Jeûner une partie de la journée sembler intéressant pour perdre une partie de son excès de poids, d'après une petite étude menée aux Etats-Unis.

PUB

Le jeûne alterné, c'est le nouveau régime à la mode. Mais entre la méthode 5:2, le jeûne quotidien et les autres privations périodiques, il est parfois difficile de s'y retrouver… et de s'y tenir. Une équipe de l'Université de l'Illinois à Chicago (Etats-Unis) propose un nouveau système : la méthode 16:8.

Cette stratégie s'appuie aussi sur le jeûne, mais pendant une partie de la journée seulement. Durant huit heures, il est possible de s'alimenter à volonté. Mais entre 18 heures et 10 heures du matin, seule l'eau est autorisée. Et d'après une étude parue dans la revue Nutrition and Healthy Aging, cette approche semble plutôt payante pour alléger son surpoids.

"Ce qu'il faut retenir de cette étude, c'est qu'il existe des stratégies efficaces pour perdre du poids qui ne consistent pas à compter les calories ou à éliminer certains aliments", résume Krista Varady, co-auteur de ces travaux qui ont porté sur 23 personnes obèses.

PUB
PUB

Peu d'abandons

Pendant douze semaines, les volontaires se sont prêtés à l'expérience : manger à volonté entre 10 et 18 heures, puis accepter de ne rien avaler. Un pari réussi, et fructueux, puisque cela leur a permis de perdre 3 % de leur poids corporel  en moyenne.

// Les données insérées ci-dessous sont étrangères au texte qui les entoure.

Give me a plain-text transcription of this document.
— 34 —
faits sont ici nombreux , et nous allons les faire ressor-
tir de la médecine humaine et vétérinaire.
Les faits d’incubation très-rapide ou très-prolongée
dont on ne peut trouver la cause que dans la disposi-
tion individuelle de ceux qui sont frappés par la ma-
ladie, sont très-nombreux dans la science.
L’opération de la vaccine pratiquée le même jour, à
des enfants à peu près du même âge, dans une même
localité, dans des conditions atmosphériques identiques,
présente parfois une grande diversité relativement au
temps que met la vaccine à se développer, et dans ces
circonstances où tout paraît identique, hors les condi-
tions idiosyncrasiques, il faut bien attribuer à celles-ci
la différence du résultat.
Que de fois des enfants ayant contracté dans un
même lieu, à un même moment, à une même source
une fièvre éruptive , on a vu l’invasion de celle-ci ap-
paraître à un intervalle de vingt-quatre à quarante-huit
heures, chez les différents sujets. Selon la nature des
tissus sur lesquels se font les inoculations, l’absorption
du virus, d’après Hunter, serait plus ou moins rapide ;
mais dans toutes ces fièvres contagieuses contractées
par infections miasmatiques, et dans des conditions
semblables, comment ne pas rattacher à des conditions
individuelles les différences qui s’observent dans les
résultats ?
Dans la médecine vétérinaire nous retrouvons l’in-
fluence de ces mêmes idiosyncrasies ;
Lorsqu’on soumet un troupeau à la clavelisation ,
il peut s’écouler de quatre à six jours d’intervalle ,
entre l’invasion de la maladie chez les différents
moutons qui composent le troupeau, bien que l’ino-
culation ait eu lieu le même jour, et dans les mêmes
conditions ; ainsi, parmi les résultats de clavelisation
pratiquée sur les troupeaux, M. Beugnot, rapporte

Et les bénéfices de ce jeûne alterné ne s'arrêtent pas là. Malgré la possibilité de manger à volonté, les participant.e.s ont réduit leur apport alimentaire de 350 calories par jour en moyenne, et leur pression sanguine a baissé.

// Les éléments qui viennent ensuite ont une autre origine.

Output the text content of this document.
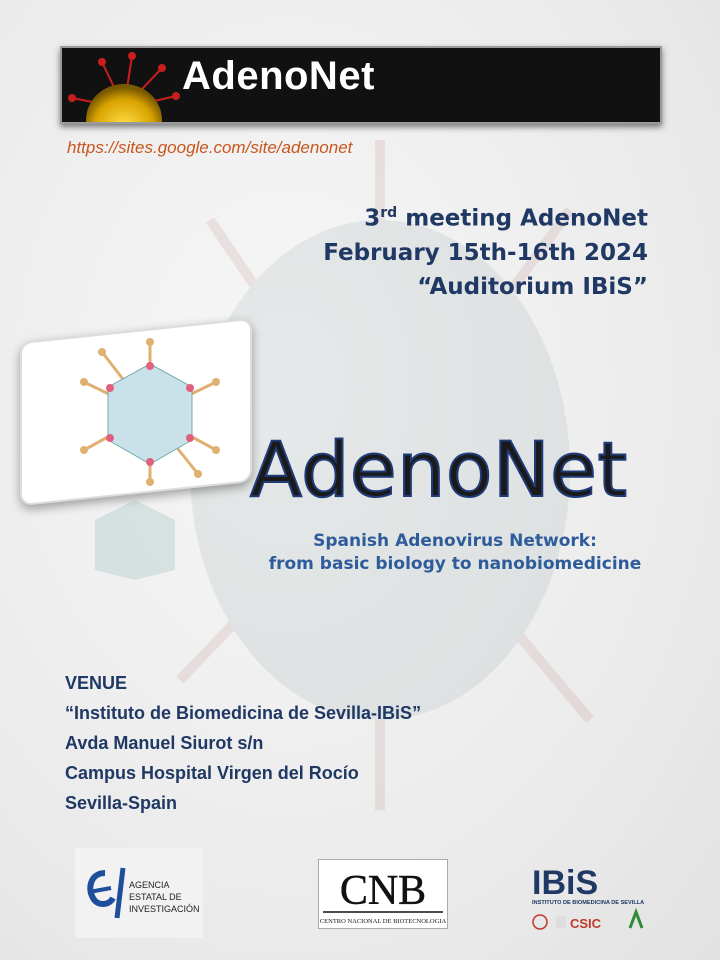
AdenoNet
https://sites.google.com/site/adenonet
3rd meeting AdenoNet
February 15th-16th 2024
“Auditorium IBiS”
AdenoNet
Spanish Adenovirus Network:
from basic biology to nanobiomedicine
VENUE
“Instituto de Biomedicina de Sevilla-IBiS”
Avda Manuel Siurot s/n
Campus Hospital Virgen del Rocío
Sevilla-Spain
AGENCIA
ESTATAL DE
INVESTIGACIÓN	CNB
CENTRO NACIONAL DE BIOTECNOLOGIA
IBiS
INSTITUTO DE BIOMEDICINA DE SEVILLA
CSIC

"Ces résultats sont similaires à ceux que nous avons observés lors de jeûnes alternés ou d'autres régimes, concède Krista Varady dans un communiqué de presse. Mais l'intérêt du régime 16.8, c'est qu'il pourrait être plus facile à suivre." Cela se traduit par un moindre nombre d'abandon.

Un régime au cas par cas

Mais ces bons résultats devront se confirmer par la suite, sur de plus grands groupes de volontaires et sur des durées plus longues. Car 12 semaines, cela reste une période très courte pour observer l'impact d'un régime sur une obésité. Cela ne permet pas de savoir si l'amaigrissement obtenu est durable.

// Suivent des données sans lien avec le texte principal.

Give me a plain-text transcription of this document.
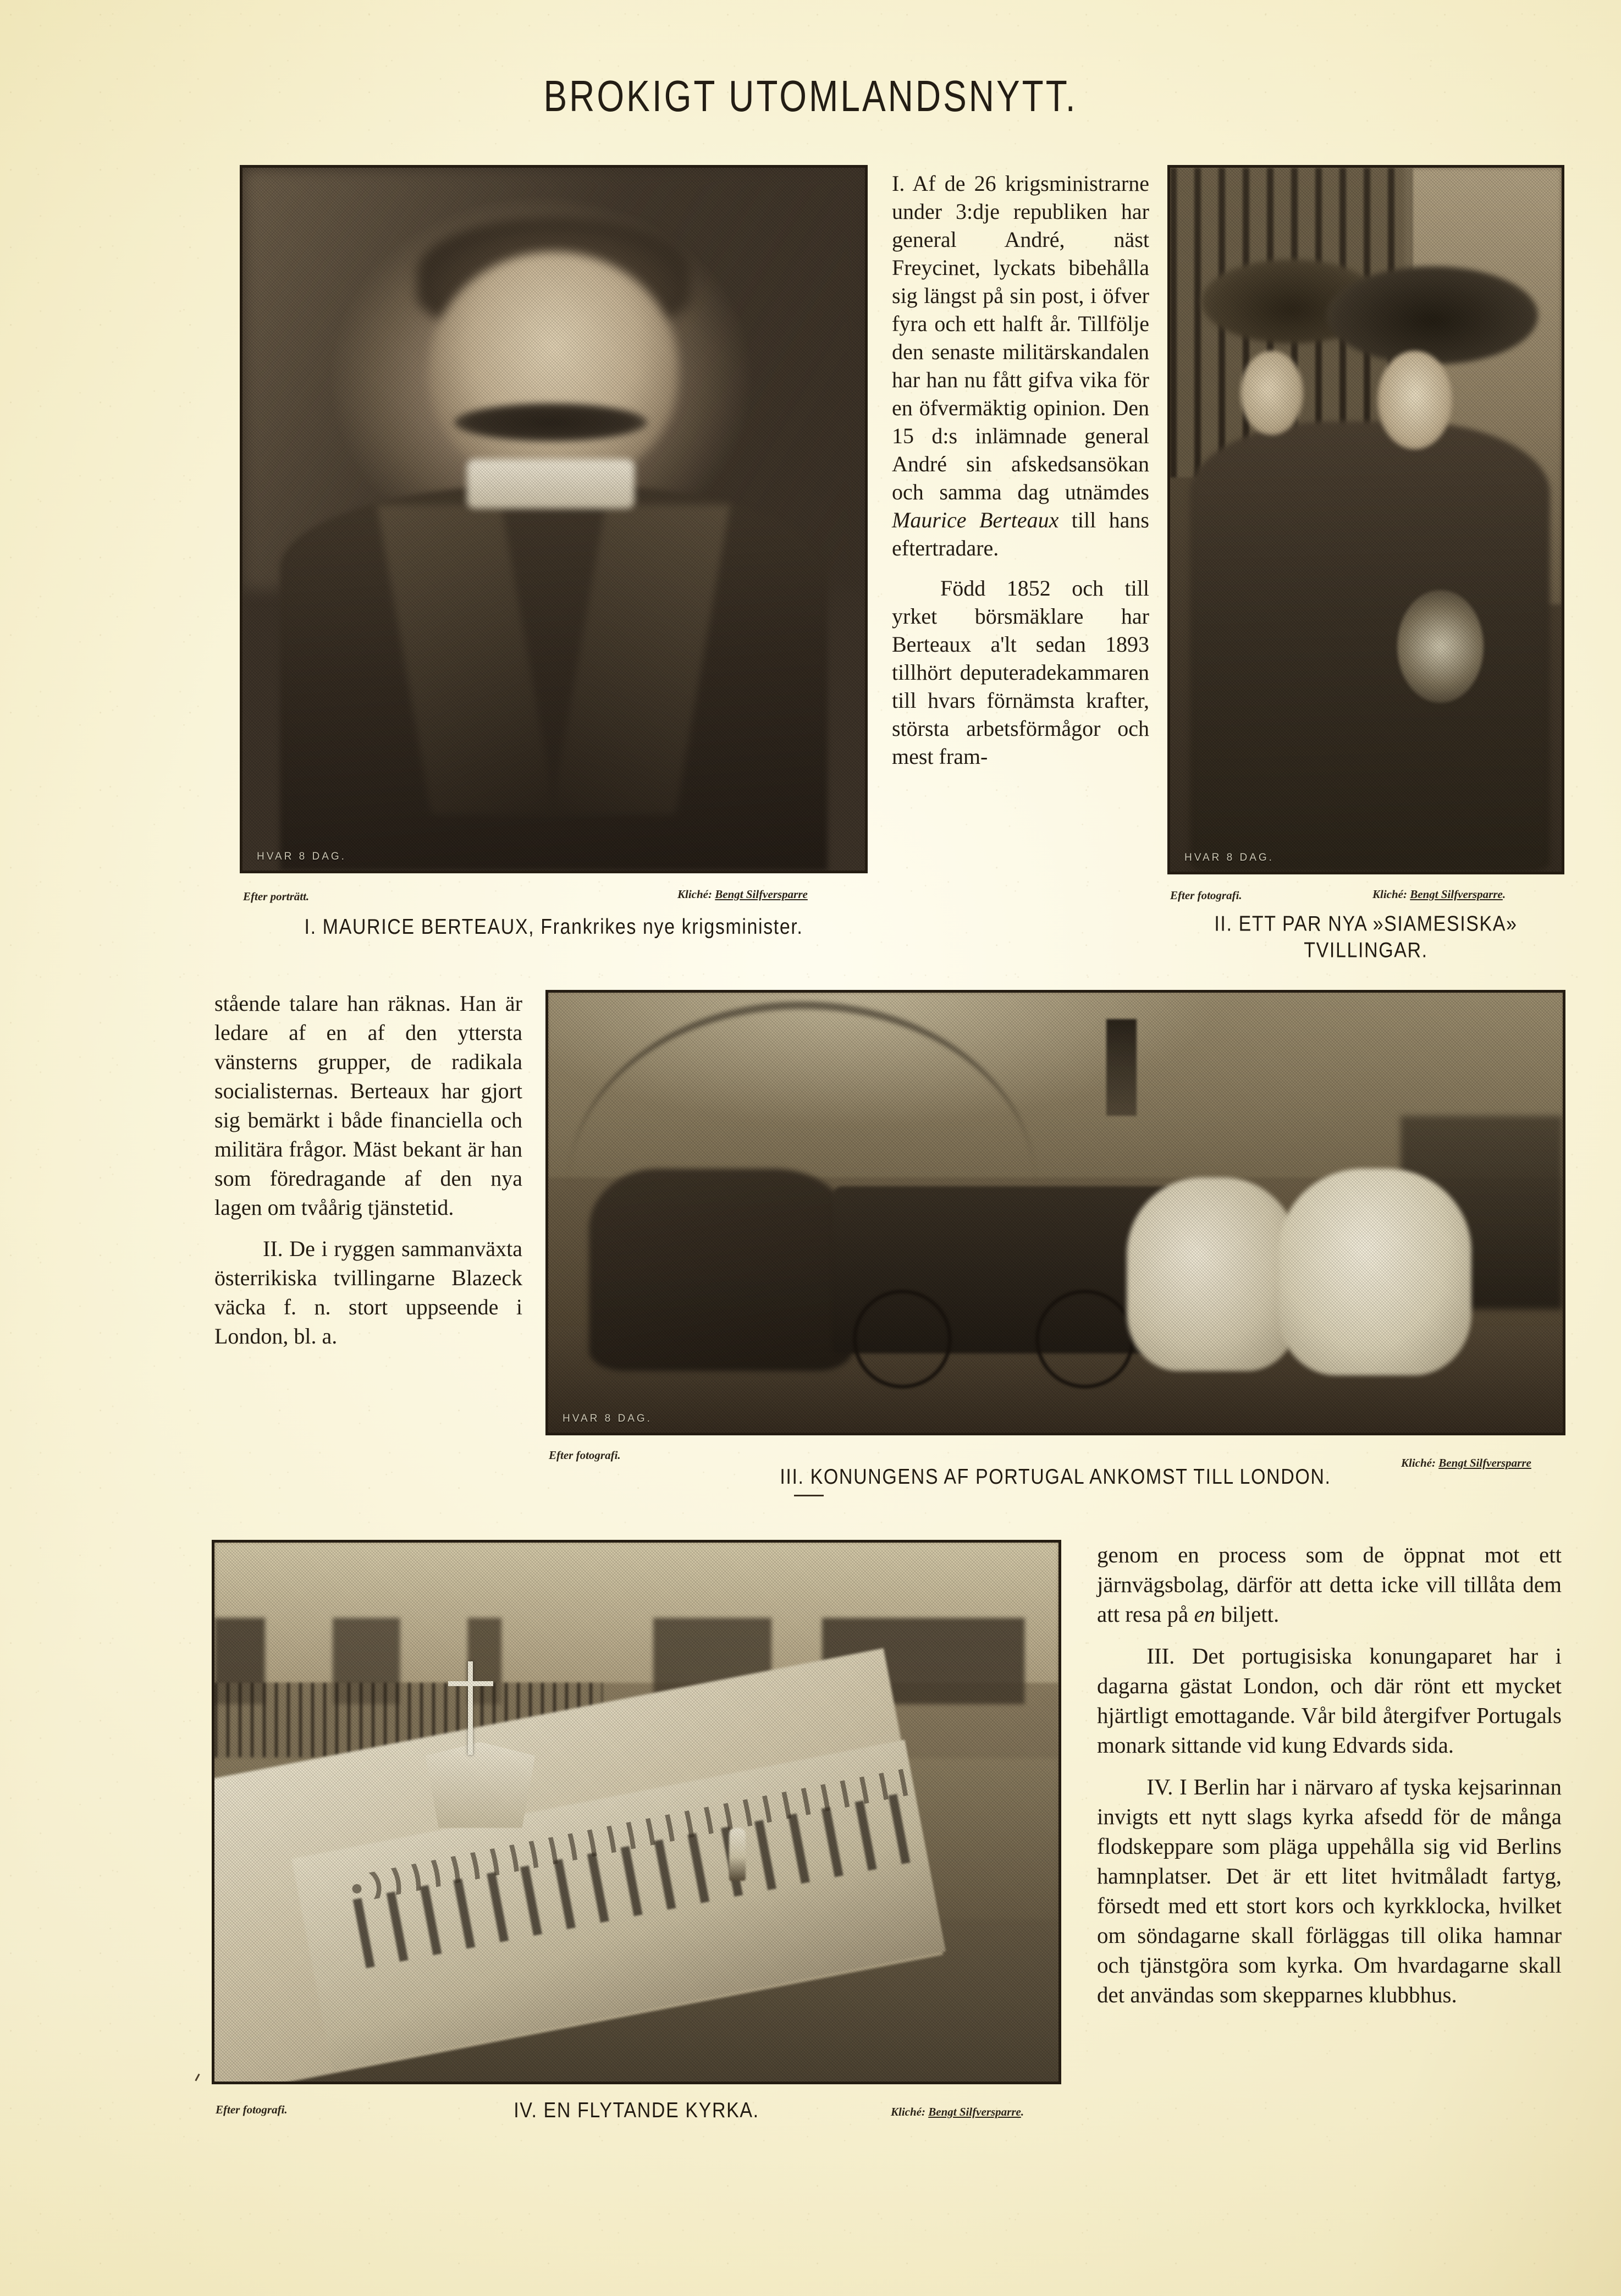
BROKIGT UTOMLANDSNYTT.
HVAR 8 DAG.
Efter porträtt.	Kliché: Bengt Silfversparre
I. MAURICE BERTEAUX, Frankrikes nye krigsminister.
HVAR 8 DAG.
Efter fotografi.	Kliché: Bengt Silfversparre.
II. ETT PAR NYA »SIAMESISKA»
TVILLINGAR.

I. Af de 26 krigsministrarne under 3:dje republiken har general André, näst Freycinet, lyckats bibehålla sig längst på sin post, i öfver fyra och ett halft år. Tillfölje den senaste militärskandalen har han nu fått gifva vika för en öfvermäktig opinion. Den 15 d:s inlämnade general André sin afskedsansökan och samma dag utnämdes Maurice Berteaux till hans eftertradare.

Född 1852 och till yrket börsmäklare har Berteaux a'lt sedan 1893 tillhört deputeradekammaren till hvars förnämsta krafter, största arbetsförmågor och mest fram-

HVAR 8 DAG.
Efter fotografi.
Kliché: Bengt Silfversparre
III. KONUNGENS AF PORTUGAL ANKOMST TILL LONDON.

stående talare han räknas. Han är ledare af en af den yttersta vänsterns grupper, de radikala socialisternas. Berteaux har gjort sig bemärkt i både financiella och militära frågor. Mäst bekant är han som föredragande af den nya lagen om tvåårig tjänstetid.

II. De i ryggen sammanväxta österrikiska tvillingarne Blazeck väcka f. n. stort uppseende i London, bl. a.

Efter fotografi.	Kliché: Bengt Silfversparre.
IV. EN FLYTANDE KYRKA.

genom en process som de öppnat mot ett järnvägsbolag, därför att detta icke vill tillåta dem att resa på en biljett.

III. Det portugisiska konungaparet har i dagarna gästat London, och där rönt ett mycket hjärtligt emottagande. Vår bild återgifver Portugals monark sittande vid kung Edvards sida.

IV. I Berlin har i närvaro af tyska kejsarinnan invigts ett nytt slags kyrka afsedd för de många flodskeppare som pläga uppehålla sig vid Berlins hamnplatser. Det är ett litet hvitmåladt fartyg, försedt med ett stort kors och kyrkklocka, hvilket om söndagarne skall förläggas till olika hamnar och tjänstgöra som kyrka. Om hvardagarne skall det användas som skepparnes klubbhus.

Par ailleurs, tous les individus en situation d'obésité n'auront pas la possibilité d'accéder à ce type de régime, rappelle le service de santé britannique (NHS), dans un article d'analyse. "Les personnes souffrant d'excès de cholestérol, d'hypertension artérielle ou de problèmes cardiaques devraient systématiquement consulter leur médecin traitant avant de commencer un régime basé sur le jeuner", indique le NHS.